Portugal lança apoio social único de 268 euros para combater pobreza
O Governo português aprovou um novo apoio social que unifica 13 subsídios em um único pagamento de 268 euros. A medida, anunciada em Lisboa, visa simplificar o acesso a benefícios para famílias em situação de vulnerabilidade financeira.

A decisão foi formalizada através de um decreto-lei aprovado em Conselho de Ministros, que concretiza uma autorização legislativa já concedida pelo parlamento português. O valor de referência fixado em 268 euros corresponde a metade do Indexante dos Apoios Sociais no país, representando um aumento de 8,5% em relação ao Rendimento Social de Inserção atualmente em vigor.
A nova Prestação Social Única substitui 13 apoios estatais dispersos, incluindo subsídios de desemprego, pensões sociais e apoios à parentalidade. O objetivo declarado é reduzir a burocracia e facilitar o acesso a recursos essenciais para quem vive em condições de fragilidade económica.
Entre as prestações integradas estão benefícios como a pensão social de velhice, o apoio à parentalidade, as pensões de viuvidez e orfandade, além do subsídio social de desemprego. O diploma prevê ainda majorações específicas de 30% para situações relacionadas com o desemprego e a proteção na parentalidade, visando oferecer um suporte mais robusto em momentos críticos.
O acesso ao novo apoio destina-se a maiores de 18 anos residentes em território português, abrangendo também cidadãos estrangeiros com residência legal contínua há pelo menos um ano no país. A medida reflete uma tendência crescente na Europa de simplificação de sistemas de proteção social, onde países com estruturas complexas de benefícios têm recorrido a reformas semelhantes.
Em Portugal, a fragmentação dos apoios sociais gerava dificuldades para muitos cidadãos, especialmente aqueles que dependiam de múltiplos subsídios para sobreviver. A unificação busca não apenas reduzir a complexidade administrativa, mas também garantir que os beneficiários recebam os recursos de forma mais ágil e previsível.
A iniciativa insere-se num contexto mais amplo de políticas públicas voltadas para a redução da pobreza e a promoção da inclusão social. Outros países europeus já implementaram medidas parecidas, embora com valores e critérios distintos. A harmonização de regras busca evitar sobreposições e garantir que os recursos cheguem a quem realmente necessita.
A transição para um sistema único também pode facilitar a transição dos beneficiários para a autonomia financeira, ao oferecer um valor fixo que serve como base para a organização orçamental das famílias. Especialistas destacam que sistemas simplificados tendem a reduzir erros de cálculo e atrasos no pagamento de benefícios.
Embora a medida seja vista como um avanço, alguns analistas alertam para a necessidade de monitorizar o impacto real nos grupos mais vulneráveis.

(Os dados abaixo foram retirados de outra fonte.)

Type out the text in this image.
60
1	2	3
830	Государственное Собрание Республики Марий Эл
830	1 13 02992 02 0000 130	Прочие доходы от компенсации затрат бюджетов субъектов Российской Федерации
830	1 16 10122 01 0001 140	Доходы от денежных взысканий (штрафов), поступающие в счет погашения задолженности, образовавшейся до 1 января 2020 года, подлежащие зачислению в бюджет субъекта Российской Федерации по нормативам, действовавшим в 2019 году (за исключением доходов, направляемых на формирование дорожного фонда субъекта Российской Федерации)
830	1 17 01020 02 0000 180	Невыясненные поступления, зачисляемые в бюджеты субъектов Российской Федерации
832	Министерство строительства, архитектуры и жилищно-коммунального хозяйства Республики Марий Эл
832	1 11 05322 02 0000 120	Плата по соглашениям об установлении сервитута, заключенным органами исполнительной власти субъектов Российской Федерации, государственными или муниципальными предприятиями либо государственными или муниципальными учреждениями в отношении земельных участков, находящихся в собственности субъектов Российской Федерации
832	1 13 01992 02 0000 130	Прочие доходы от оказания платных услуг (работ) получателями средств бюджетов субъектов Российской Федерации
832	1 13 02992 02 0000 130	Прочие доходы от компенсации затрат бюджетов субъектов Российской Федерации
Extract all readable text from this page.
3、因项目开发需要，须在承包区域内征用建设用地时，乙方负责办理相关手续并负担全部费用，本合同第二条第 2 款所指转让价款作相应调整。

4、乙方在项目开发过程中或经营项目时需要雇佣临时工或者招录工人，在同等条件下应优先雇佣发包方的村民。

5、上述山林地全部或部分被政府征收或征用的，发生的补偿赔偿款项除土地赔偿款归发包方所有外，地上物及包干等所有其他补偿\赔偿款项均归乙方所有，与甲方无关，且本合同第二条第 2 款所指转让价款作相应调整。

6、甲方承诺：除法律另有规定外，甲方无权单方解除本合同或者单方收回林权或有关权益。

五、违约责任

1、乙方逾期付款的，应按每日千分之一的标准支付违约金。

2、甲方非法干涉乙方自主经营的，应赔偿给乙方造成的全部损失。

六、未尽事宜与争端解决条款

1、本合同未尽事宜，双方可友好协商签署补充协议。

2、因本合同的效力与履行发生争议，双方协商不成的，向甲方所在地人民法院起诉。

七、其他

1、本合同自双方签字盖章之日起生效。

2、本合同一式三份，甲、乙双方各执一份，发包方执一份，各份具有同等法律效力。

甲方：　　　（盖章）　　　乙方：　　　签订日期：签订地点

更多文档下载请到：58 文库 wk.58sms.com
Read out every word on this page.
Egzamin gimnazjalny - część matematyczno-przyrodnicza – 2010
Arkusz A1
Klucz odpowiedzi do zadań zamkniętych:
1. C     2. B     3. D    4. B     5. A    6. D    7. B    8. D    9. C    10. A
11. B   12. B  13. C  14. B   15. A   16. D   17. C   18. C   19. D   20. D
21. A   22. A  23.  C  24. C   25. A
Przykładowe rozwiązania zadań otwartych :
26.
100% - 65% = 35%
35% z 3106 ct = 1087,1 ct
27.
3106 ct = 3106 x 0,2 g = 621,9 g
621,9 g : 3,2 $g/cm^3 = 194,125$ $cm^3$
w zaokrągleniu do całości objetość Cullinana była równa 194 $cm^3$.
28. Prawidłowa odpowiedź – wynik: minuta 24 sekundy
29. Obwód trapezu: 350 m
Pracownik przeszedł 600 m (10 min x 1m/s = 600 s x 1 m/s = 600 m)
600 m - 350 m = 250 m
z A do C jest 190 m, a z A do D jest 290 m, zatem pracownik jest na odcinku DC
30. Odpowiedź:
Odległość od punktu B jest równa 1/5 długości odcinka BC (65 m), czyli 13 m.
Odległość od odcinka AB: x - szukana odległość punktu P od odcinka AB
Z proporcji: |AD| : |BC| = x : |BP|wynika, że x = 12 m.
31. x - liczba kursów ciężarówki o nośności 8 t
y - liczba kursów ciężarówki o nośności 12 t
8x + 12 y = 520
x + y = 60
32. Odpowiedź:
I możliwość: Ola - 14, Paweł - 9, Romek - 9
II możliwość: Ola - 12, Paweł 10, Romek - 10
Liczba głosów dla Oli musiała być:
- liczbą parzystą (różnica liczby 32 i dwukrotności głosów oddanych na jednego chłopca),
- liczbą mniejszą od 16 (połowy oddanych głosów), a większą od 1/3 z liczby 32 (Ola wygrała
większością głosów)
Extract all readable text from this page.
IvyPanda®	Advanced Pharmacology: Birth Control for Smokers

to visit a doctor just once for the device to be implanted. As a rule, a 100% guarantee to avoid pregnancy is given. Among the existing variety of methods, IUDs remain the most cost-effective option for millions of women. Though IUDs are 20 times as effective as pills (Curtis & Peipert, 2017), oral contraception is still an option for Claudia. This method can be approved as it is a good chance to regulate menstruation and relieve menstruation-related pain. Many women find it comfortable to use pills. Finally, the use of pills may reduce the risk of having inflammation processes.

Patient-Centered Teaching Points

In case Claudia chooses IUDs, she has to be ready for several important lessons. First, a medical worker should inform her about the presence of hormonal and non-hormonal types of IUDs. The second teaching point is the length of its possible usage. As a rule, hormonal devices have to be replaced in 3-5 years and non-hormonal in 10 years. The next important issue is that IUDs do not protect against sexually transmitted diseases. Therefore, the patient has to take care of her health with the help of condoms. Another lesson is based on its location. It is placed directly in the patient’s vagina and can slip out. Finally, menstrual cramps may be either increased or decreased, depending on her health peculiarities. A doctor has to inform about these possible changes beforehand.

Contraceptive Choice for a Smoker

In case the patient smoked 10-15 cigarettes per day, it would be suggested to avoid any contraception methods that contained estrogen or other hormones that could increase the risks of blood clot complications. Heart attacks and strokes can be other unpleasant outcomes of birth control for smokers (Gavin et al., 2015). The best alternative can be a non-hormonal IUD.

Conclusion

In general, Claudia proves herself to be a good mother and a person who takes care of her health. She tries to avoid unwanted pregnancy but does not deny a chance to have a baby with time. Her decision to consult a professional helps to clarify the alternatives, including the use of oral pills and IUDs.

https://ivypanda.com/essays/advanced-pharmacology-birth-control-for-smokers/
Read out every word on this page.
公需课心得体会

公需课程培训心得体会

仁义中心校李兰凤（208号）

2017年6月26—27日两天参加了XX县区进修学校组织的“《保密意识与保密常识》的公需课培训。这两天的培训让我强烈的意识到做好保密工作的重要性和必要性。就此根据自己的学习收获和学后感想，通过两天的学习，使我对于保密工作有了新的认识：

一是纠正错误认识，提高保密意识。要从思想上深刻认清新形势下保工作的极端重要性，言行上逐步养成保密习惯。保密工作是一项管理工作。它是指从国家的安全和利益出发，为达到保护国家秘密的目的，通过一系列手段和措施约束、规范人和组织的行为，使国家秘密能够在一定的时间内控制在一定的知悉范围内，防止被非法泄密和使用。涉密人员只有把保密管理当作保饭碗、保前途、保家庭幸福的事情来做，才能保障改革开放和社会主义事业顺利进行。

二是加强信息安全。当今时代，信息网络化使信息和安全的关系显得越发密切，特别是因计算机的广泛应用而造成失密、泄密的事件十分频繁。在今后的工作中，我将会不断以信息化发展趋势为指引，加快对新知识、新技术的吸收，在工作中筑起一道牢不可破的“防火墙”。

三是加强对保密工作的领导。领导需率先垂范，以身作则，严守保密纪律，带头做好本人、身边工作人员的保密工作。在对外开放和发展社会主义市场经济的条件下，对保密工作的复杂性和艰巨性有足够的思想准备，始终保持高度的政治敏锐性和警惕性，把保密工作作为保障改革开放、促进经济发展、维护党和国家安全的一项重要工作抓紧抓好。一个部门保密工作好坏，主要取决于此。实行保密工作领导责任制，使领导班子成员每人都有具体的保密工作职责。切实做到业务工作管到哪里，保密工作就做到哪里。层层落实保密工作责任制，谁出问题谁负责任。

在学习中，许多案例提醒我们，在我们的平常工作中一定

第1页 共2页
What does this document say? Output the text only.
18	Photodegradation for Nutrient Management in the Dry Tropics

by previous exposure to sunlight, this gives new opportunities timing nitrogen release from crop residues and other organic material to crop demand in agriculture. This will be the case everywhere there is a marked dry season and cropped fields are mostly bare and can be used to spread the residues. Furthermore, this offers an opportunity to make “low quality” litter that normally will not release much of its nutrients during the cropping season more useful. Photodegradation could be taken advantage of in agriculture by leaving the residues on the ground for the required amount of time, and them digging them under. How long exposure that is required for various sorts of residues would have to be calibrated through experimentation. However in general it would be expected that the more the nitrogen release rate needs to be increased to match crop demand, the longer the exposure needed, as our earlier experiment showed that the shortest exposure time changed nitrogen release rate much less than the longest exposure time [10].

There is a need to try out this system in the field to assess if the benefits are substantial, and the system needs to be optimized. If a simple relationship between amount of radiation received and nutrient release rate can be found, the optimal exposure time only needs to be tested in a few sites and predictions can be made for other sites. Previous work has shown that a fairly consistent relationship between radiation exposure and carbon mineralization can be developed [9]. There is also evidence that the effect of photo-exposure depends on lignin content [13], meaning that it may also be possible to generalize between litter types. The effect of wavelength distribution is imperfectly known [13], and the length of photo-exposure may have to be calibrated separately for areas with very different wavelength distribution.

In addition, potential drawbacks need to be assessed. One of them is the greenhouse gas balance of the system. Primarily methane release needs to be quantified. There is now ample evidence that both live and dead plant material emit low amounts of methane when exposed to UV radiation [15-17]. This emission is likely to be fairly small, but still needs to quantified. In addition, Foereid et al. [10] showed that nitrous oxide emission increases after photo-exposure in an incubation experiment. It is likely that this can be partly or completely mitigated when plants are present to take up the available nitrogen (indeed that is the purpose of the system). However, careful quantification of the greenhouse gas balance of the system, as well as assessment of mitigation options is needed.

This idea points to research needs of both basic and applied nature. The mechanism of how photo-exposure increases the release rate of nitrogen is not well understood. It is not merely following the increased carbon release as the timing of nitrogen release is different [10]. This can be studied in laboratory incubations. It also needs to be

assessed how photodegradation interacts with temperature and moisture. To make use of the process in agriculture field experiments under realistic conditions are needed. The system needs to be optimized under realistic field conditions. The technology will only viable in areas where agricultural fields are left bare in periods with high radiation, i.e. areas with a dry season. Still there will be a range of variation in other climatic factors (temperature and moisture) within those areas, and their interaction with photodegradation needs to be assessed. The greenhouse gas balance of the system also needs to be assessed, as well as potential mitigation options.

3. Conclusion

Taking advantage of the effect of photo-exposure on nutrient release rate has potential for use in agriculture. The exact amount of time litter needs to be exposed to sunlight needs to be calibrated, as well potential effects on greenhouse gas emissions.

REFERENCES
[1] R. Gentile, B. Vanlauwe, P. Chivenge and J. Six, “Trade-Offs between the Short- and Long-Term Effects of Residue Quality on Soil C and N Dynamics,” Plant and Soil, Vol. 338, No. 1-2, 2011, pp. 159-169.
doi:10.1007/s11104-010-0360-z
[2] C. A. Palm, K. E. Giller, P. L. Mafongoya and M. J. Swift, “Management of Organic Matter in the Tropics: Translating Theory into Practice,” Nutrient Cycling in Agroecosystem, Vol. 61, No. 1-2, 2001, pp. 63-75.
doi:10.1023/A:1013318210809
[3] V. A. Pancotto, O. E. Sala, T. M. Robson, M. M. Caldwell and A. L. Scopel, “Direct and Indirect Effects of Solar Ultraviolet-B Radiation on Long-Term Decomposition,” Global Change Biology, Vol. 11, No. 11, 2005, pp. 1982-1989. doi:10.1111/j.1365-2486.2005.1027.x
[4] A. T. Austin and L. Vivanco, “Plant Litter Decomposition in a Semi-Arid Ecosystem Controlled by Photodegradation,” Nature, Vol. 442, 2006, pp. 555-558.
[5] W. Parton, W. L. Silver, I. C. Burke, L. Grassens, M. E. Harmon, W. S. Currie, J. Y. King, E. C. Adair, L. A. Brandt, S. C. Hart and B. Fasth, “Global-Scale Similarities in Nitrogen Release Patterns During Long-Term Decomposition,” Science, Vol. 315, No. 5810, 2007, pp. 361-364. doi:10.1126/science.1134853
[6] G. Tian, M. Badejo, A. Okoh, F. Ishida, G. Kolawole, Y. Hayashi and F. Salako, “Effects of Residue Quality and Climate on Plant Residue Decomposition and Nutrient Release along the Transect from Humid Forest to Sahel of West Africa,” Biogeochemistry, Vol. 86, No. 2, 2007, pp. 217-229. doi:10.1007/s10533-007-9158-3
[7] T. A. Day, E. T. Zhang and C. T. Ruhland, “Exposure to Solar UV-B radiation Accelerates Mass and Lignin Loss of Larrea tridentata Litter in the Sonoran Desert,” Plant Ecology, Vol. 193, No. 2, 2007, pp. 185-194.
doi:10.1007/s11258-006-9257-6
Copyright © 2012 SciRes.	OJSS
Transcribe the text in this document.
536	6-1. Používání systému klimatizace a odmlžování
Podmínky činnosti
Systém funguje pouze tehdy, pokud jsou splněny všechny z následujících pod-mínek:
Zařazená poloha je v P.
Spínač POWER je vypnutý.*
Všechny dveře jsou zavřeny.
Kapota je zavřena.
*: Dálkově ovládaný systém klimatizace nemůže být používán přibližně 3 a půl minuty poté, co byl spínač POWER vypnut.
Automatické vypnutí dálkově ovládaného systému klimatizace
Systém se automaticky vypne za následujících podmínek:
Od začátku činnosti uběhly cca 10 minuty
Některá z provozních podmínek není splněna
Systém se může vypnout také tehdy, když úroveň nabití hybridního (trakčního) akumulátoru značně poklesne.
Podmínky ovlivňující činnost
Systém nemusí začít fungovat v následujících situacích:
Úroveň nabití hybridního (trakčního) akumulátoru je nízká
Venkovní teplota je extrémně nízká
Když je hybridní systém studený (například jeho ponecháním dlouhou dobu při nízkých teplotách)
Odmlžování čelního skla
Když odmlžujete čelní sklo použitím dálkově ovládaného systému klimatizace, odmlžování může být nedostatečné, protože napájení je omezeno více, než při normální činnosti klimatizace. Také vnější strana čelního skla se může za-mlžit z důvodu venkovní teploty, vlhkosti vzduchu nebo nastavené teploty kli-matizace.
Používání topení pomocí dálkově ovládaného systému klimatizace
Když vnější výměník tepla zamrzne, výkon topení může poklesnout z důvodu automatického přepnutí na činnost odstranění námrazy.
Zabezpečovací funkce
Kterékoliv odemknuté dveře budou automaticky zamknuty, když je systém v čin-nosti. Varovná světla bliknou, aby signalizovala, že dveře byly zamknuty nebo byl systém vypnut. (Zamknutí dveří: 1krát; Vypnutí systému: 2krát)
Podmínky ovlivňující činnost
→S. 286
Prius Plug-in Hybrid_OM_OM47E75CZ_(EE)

A eficácia da reforma dependerá não apenas do valor atribuído, mas também da capacidade de implementação e da adaptação dos beneficiários ao novo modelo.
A Prestação Social Única representa um passo importante na modernização da política social portuguesa, alinhando-se com práticas adotadas em outras nações onde a burocracia excessiva dificultava o acesso a direitos básicos. O sucesso da medida poderá influenciar outras reformas em países com sistemas semelhantes, demonstrando como a simplificação pode trazer benefícios concretos para a população.
Para os beneficiários, a mudança significa menos idas a balcões e menos formulários para preencher, mas exige também uma adaptação ao novo formato de apoio. A expectativa é que, com o tempo, o sistema se torne mais eficiente e acessível, reduzindo as desigualdades que persistem em segmentos da sociedade portuguesa.
A reforma chega num momento em que a inflação e o custo de vida pressionam os orçamentos familiares, tornando os apoios sociais ainda mais críticos. A unificação dos subsídios pode ser um alívio para quem luta para equilibrar as contas no final do mês, embora o valor fixo de 268 euros ainda seja insuficiente para cobrir todas as necessidades básicas em muitas situações.
O Governo português tem defendido que a medida é um primeiro passo rumo a um sistema mais justo e transparente, capaz de responder às mudanças económicas e sociais do país. A implementação será acompanhada de avaliações periódicas para ajustar valores e critérios, garantindo que a proteção social continue a cumprir o seu papel.
A longo prazo, a reforma poderá servir de modelo para outros setores da administração pública, demonstrando como a simplificação pode trazer ganhos de eficiência sem comprometer a qualidade dos serviços prestados à população.